In fact, this film seems like it is made for kids, as it doesn’t bother to explain much of the reasoning behind some rituals, as well as featuring some characters that are weird yet one-dimensional. Worse, the romance part seems to be lost to the audience as it turns from a side-story to nothingness by the time the film is near the ending. So there are some inconsistencies with how the story plays out, and the film itself doesn’t seem to care.
it doesn’t bother to explain much of the reasoning behind some rituals
There are not much to say here, because as a film, its premise is badly managed, and as a musical, it focuses too much on the dance and visual spectacles that it costs the reduction in story quality.

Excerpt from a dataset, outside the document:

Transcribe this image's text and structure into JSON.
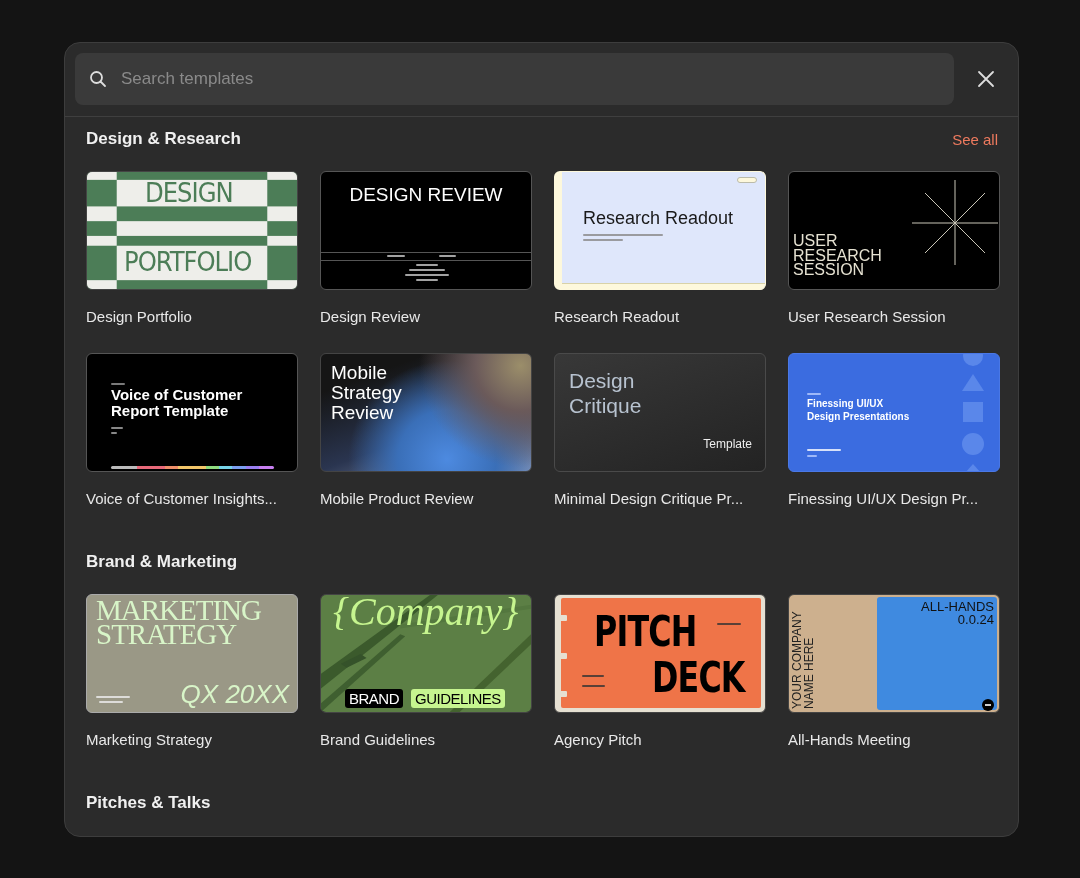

Pacing can be slow in the beginning and the middle, with some long drawn out musical playing even for a very minor thing. The climax, though, is handled pretty well and could almost give a great final impression…until it too gets dragged out at the end for some fourth wall breaking humour.
CGI is both a hit and a miss. The Cats themselves are quite weird and yeah, is primarily the reason for the polarising views among the audiences. They look a bit weird, close to uncanney valley level, yet also retains some realism, it’s like a dream that happens after drugs I guess. But the set pieces are great, with the street of London and the various locations showing nice neon art direction, and also pretty eye-catching and memorable.
CGI is both a hit and a miss
The characters themselves revolve plenty of Cats, but only a few are the important ones that get more screen time than the rest. Some just appears halfway through the film without much introduction. But I must say there are plenty of memorables ones such as our Victoria, Mr. Mistoffelees, Bustopher Jones, Macavity as well as Rum Rum Tugger. They have unique personalities that are evident through their attires as well as actions.
They have unique personalities that are evident through their attires as well as actions
Most of the rest are just there to move the story from one musical to the next, and thus are pretty forgettable minutes after they are away from the screen. And others are weird like the mice and the cockroaches, for the wrong reason btw (read: eaten by the cats). The villain itself is pretty cool and all, but his ambition is too simplistic and too one-sided to make him a great villain.
This is really a film for kids where the villain is a pure villain and there are no grey areas or complex characters to be seen. So yeah, don’t expect any character development or great characters writing here.
the musics provide the tension and mood to the scenes
Some of the soundtracks are great and helps to alleviate the boredom from the slower scenes. Most of them happen in the beginning and near the end, where the musics provide the tension and mood to the scenes. But, sadly, the main theme of the musical is a bit weakly executed due to the directing of the scenes, and it’s not as impactful as it should be.